All distances used in the experiment
"""
__author__ = 'Filipe Wanderley Lima (fwl), Juliana Medeiros de Lucena (jml) and Tiago Ferreira Lima (tfl2)'
def euclidian_distance(a, b, solution):
"""
Calculates Euclidian Distance of two vectors with numerical attributes
@type a: list
@param a: The vector
@type b: list
@param b: The other vector
@rtype: float
@returns: The Euclidian Distance between a and b
"""
s = 0.0
# Tirando label
for i, ai in enumerate(a[:-1]):
if solution[1][i]:
wx = solution[0][i]
s = s + (fabs(ai*wx - b[i]*wx)**2)
return sqrt(s)
def manhattan_distance(a, b, solution):
"""
Calculates Manhattan Distance of two vectors with numerical attributes
@type a: list
@param a: The vector
@type b: list
@param b: The other vector
@rtype: float
@returns: The Manhattan Distance between a and b
"""
s = 0.0
# Tirando label
for ai in a[:-1]:
i = a.index(ai)
if solution[1][i]:
wx = solution[0][i]
s = s + fabs(ai*wx - b[i]*wx)
return s
def adaptative_distance(a, b, distance_metric, training_set, solution):
"""
Calculates Adaptative Distance of two vectors with numerical attributes
@type a: list
@param a: The vector
@type b: list
@param b: The other vector
@type distance_metric: function
@param distance_metric: The function used to calculate the distances
@rtype: float
@returns: The Adaptative Distance between a and b
"""
return distance_metric(a, b, solution) / __min_sphere_radius(b, training_set, distance_metric, solution)
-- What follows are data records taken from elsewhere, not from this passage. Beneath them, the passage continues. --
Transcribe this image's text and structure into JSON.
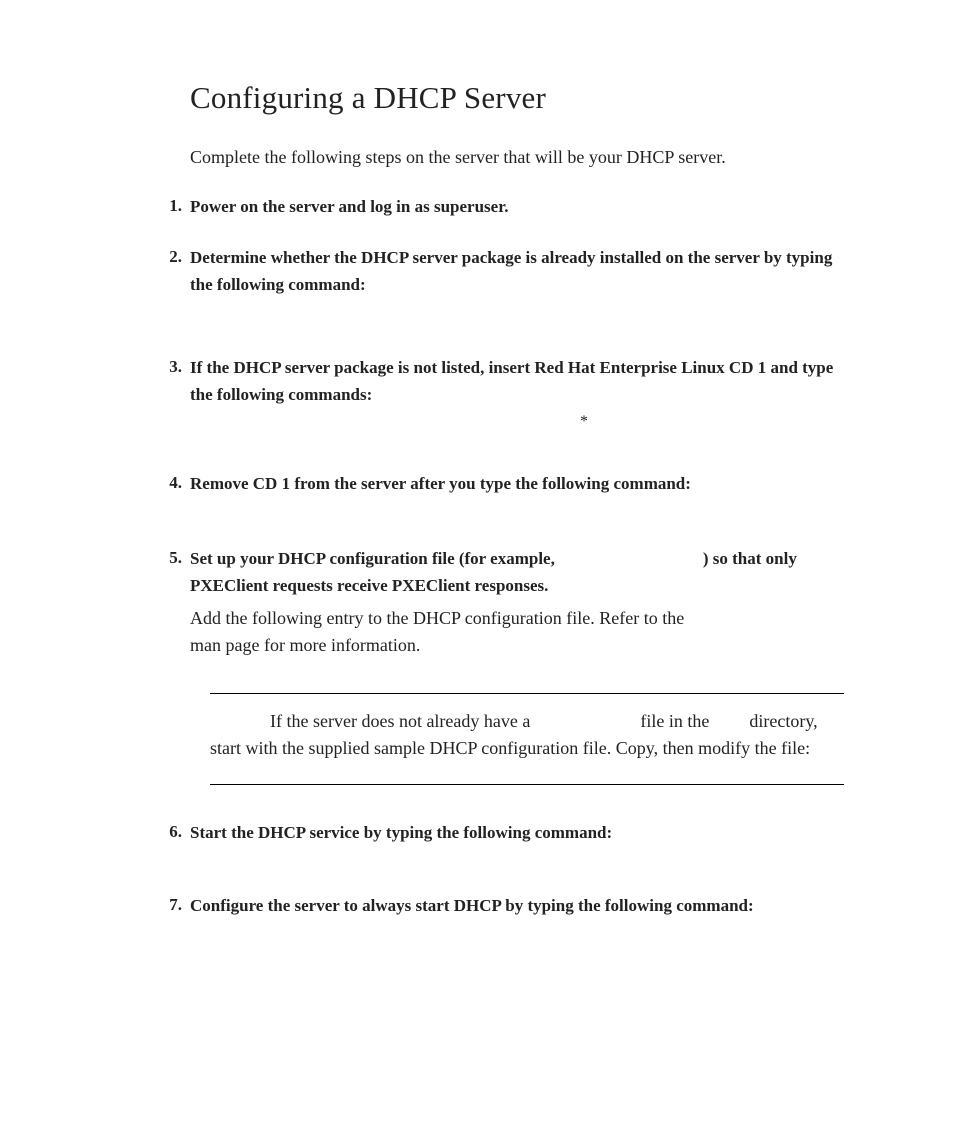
{
  "title": "Configuring a DHCP Server",
  "intro": "Complete the following steps on the server that will be your DHCP server.",
  "steps": {
    "s1": "Power on the server and log in as superuser.",
    "s2": "Determine whether the DHCP server package is already installed on the server by typing the following command:",
    "s3": "If the DHCP server package is not listed, insert Red Hat Enterprise Linux CD 1 and type the following commands:",
    "s4": "Remove CD 1 from the server after you type the following command:",
    "s5_a": "Set up your DHCP configuration file (for example,",
    "s5_b": ") so that only PXEClient requests receive PXEClient responses.",
    "s5_body_a": "Add the following entry to the DHCP configuration file. Refer to the",
    "s5_body_b": "man page for more information.",
    "s6": "Start the DHCP service by typing the following command:",
    "s7": "Configure the server to always start DHCP by typing the following command:"
  },
  "tip": {
    "a": "If the server does not already have a",
    "b": "file in the",
    "c": "directory, start with the supplied sample DHCP configuration file. Copy, then modify the file:"
  },
  "asterisk": "*"
}
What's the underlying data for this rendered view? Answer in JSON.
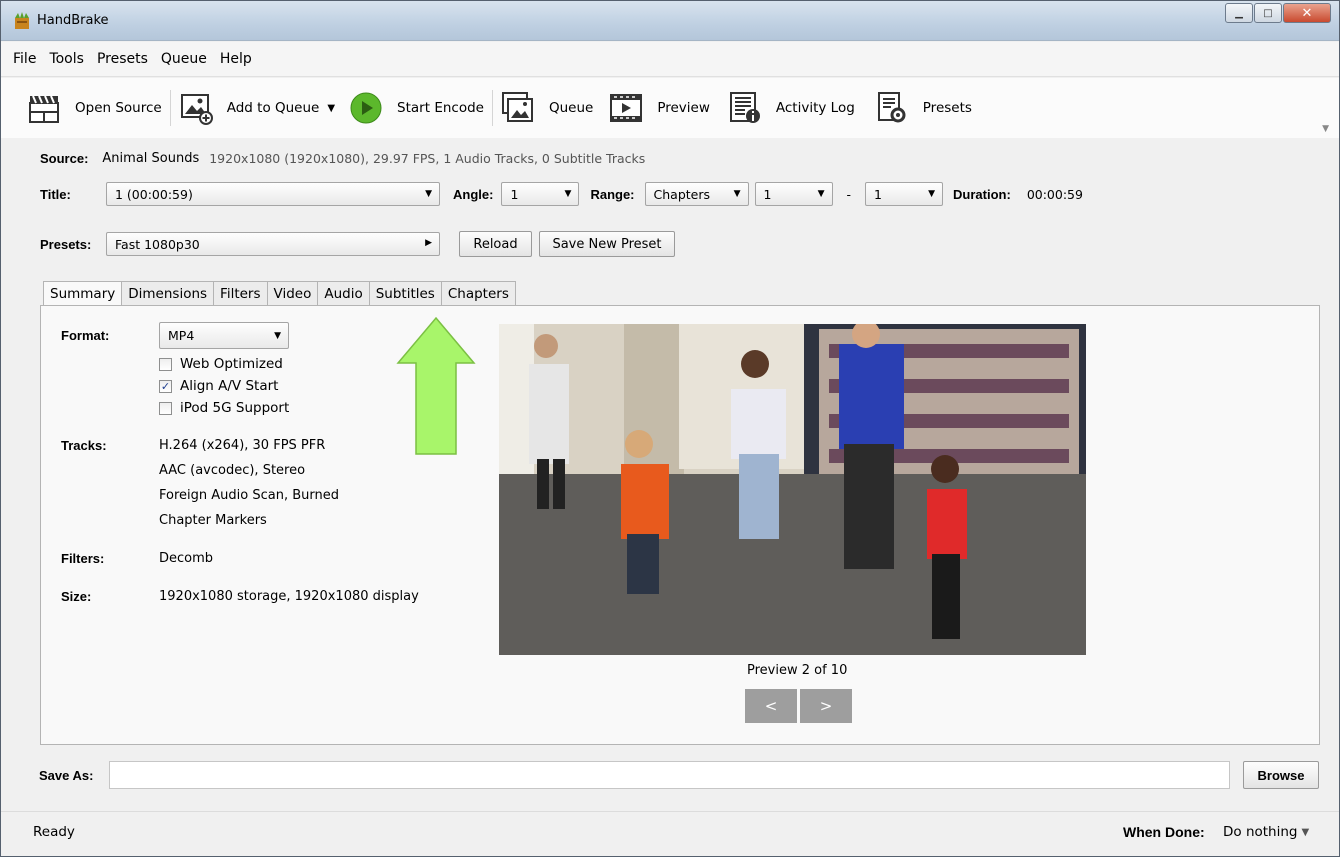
{
  "window": {
    "title": "HandBrake"
  },
  "menu": [
    "File",
    "Tools",
    "Presets",
    "Queue",
    "Help"
  ],
  "toolbar": {
    "open_source": "Open Source",
    "add_to_queue": "Add to Queue",
    "start_encode": "Start Encode",
    "queue": "Queue",
    "preview": "Preview",
    "activity_log": "Activity Log",
    "presets": "Presets"
  },
  "source": {
    "label": "Source:",
    "name": "Animal Sounds",
    "info": "1920x1080 (1920x1080), 29.97 FPS, 1 Audio Tracks, 0 Subtitle Tracks"
  },
  "title_row": {
    "title_label": "Title:",
    "title_value": "1 (00:00:59)",
    "angle_label": "Angle:",
    "angle_value": "1",
    "range_label": "Range:",
    "range_type": "Chapters",
    "range_start": "1",
    "range_dash": "-",
    "range_end": "1",
    "duration_label": "Duration:",
    "duration_value": "00:00:59"
  },
  "presets_row": {
    "label": "Presets:",
    "value": "Fast 1080p30",
    "reload": "Reload",
    "save_new": "Save New Preset"
  },
  "tabs": [
    "Summary",
    "Dimensions",
    "Filters",
    "Video",
    "Audio",
    "Subtitles",
    "Chapters"
  ],
  "summary": {
    "format_label": "Format:",
    "format_value": "MP4",
    "web_optimized": "Web Optimized",
    "align_av": "Align A/V Start",
    "ipod": "iPod 5G Support",
    "tracks_label": "Tracks:",
    "tracks": [
      "H.264 (x264), 30 FPS PFR",
      "AAC (avcodec), Stereo",
      "Foreign Audio Scan, Burned",
      "Chapter Markers"
    ],
    "filters_label": "Filters:",
    "filters_value": "Decomb",
    "size_label": "Size:",
    "size_value": "1920x1080 storage, 1920x1080 display",
    "preview_caption": "Preview 2 of 10",
    "prev": "<",
    "next": ">"
  },
  "save_as": {
    "label": "Save As:",
    "value": "",
    "browse": "Browse"
  },
  "status": {
    "text": "Ready",
    "when_done_label": "When Done:",
    "when_done_value": "Do nothing"
  },
  "colors": {
    "arrow_green": "#a8f56a",
    "nav_button": "#9e9e9e"
  }
}
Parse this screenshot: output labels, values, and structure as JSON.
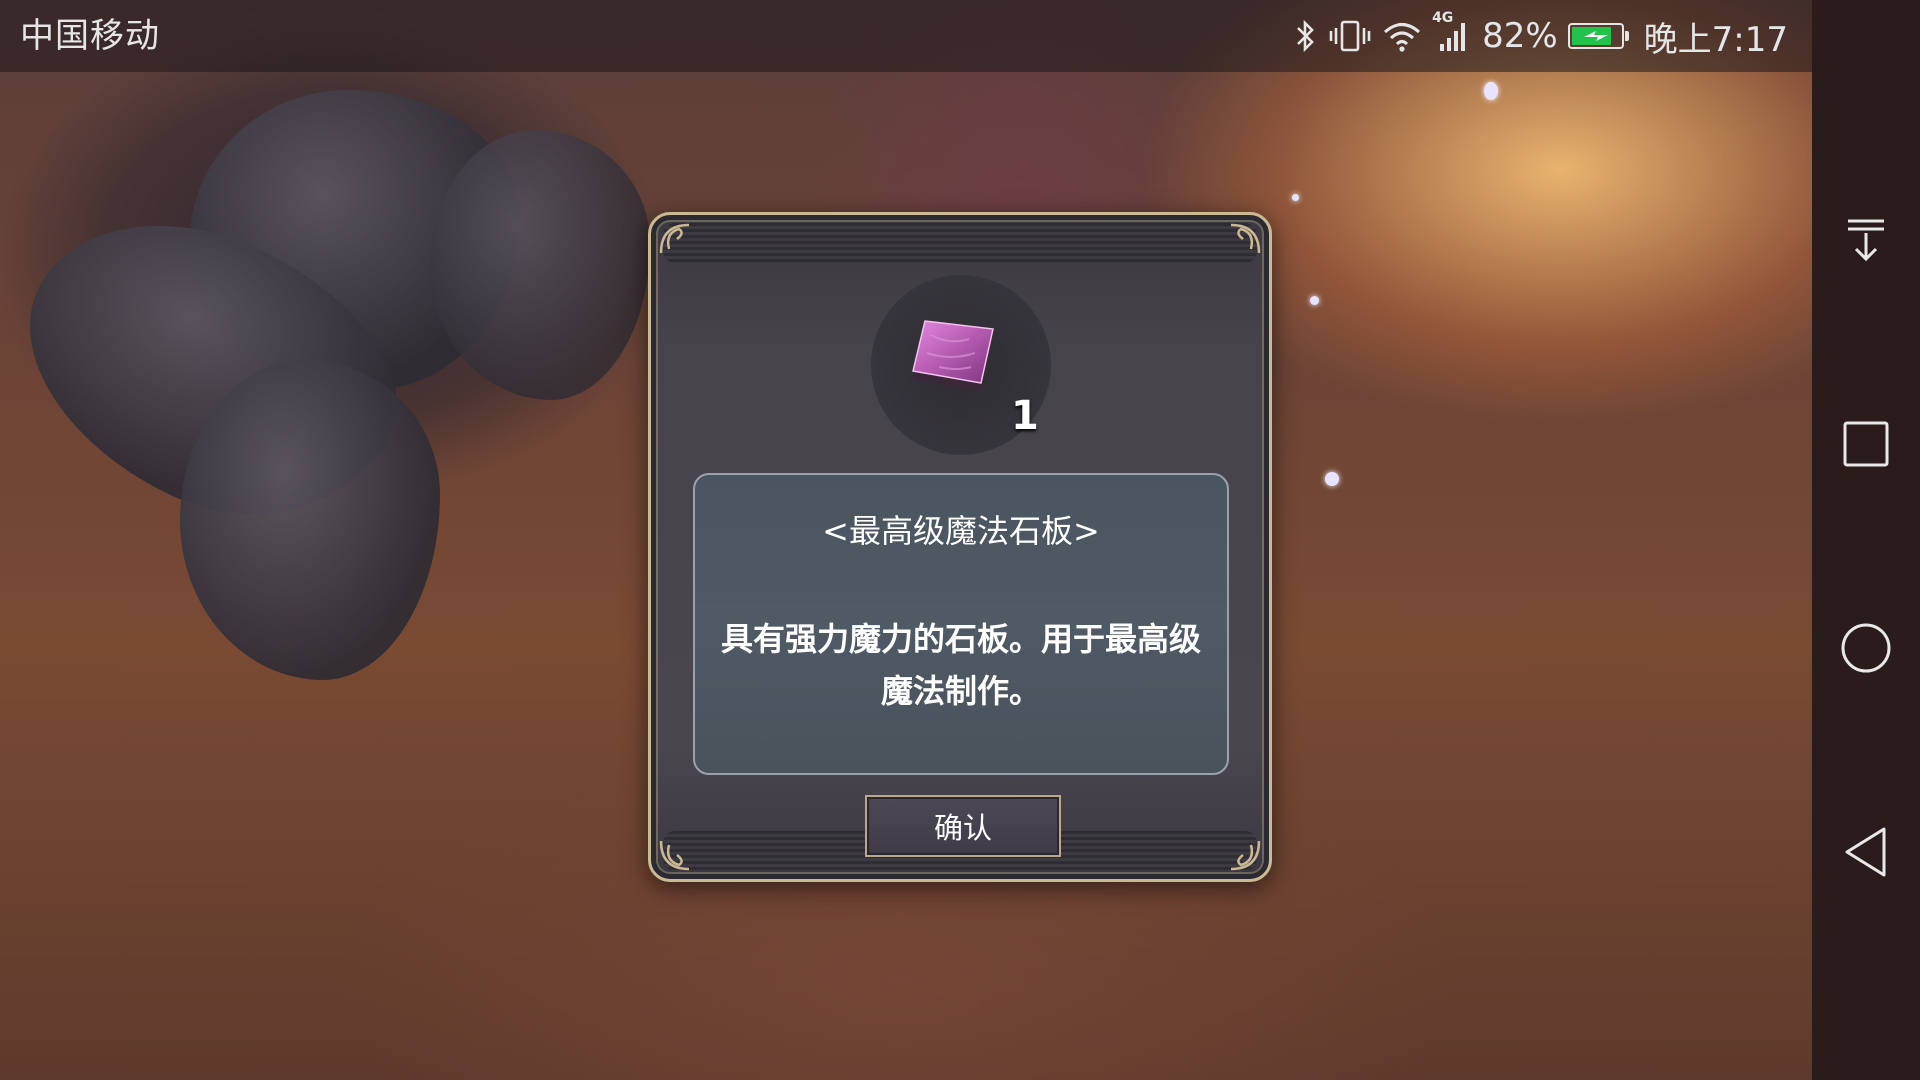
{
  "status_bar": {
    "carrier": "中国移动",
    "network_type": "4G",
    "battery_percent_text": "82%",
    "battery_level": 0.82,
    "time": "晚上7:17",
    "icons": [
      "bluetooth-icon",
      "vibrate-icon",
      "wifi-icon",
      "signal-icon",
      "battery-icon"
    ]
  },
  "dialog": {
    "item": {
      "icon": "magic-stone-slab-icon",
      "count": "1",
      "name": "<最高级魔法石板>",
      "description": "具有强力魔力的石板。用于最高级魔法制作。"
    },
    "confirm_label": "确认"
  },
  "nav_bar": {
    "buttons": [
      "notification-pull-down-icon",
      "recent-apps-icon",
      "home-icon",
      "back-icon"
    ]
  },
  "colors": {
    "dialog_border": "#c9b994",
    "info_box_bg": "#4e5862",
    "stone": "#b45bb0",
    "battery_fill": "#22c34a"
  }
}
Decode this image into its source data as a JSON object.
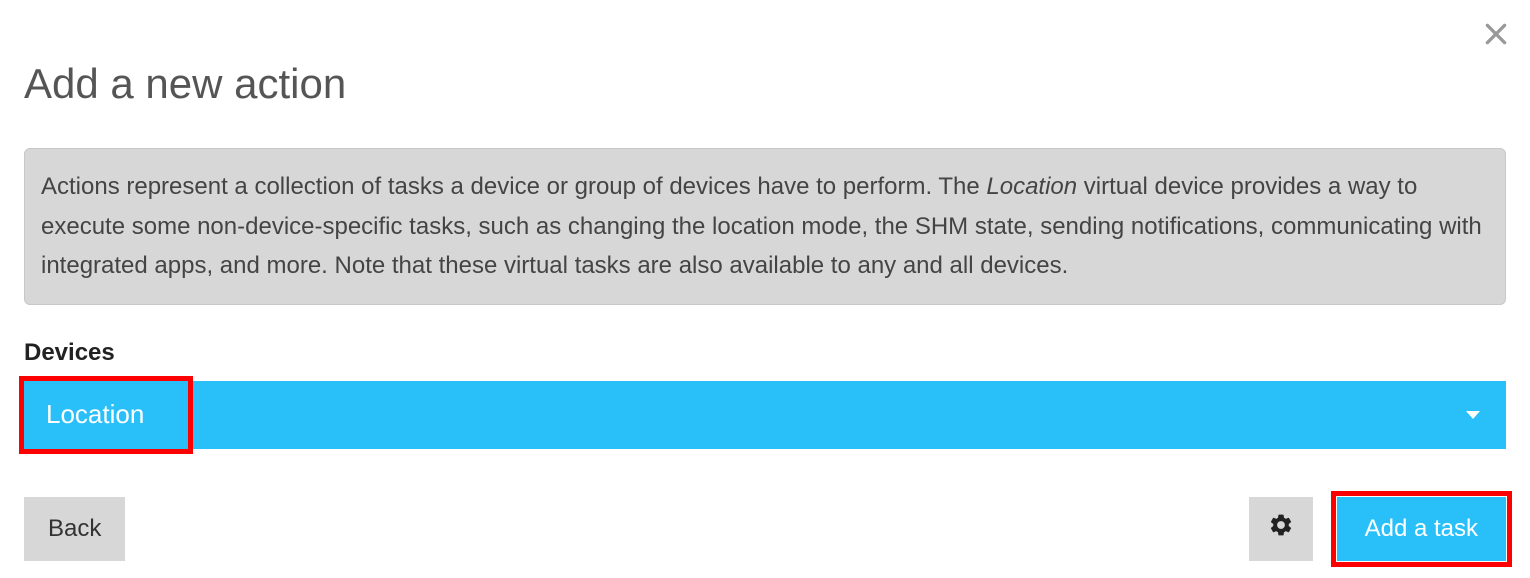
{
  "header": {
    "title": "Add a new action"
  },
  "info": {
    "text_before_em": "Actions represent a collection of tasks a device or group of devices have to perform. The ",
    "em_text": "Location",
    "text_after_em": " virtual device provides a way to execute some non-device-specific tasks, such as changing the location mode, the SHM state, sending notifications, communicating with integrated apps, and more. Note that these virtual tasks are also available to any and all devices."
  },
  "devices": {
    "label": "Devices",
    "selected": "Location"
  },
  "footer": {
    "back_label": "Back",
    "add_task_label": "Add a task"
  }
}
def __min_sphere_radius(a, training_set, distance_metric, solution):
"""
Calculates the minimun distance between
@type a: list
@param a: The vector to center the sphere
@type dataset: dict
@param dataset: The dataset with all instances
@type distance_metric: function
@param distance_metric: The function used to calculate the distances
@rtype: float
@returns: The minimun radius sphere centered in a that ...
"""
e = 0.01 #e > 0 is an arbitrarily small number
distances = list()
for c, l in training_set.items():
if c != a[-1]:
for li in l:
distances.append(distance_metric(a, li, solution))
distances.sort()
if len(distances) != 0:
return distances[0] - e
else:
return e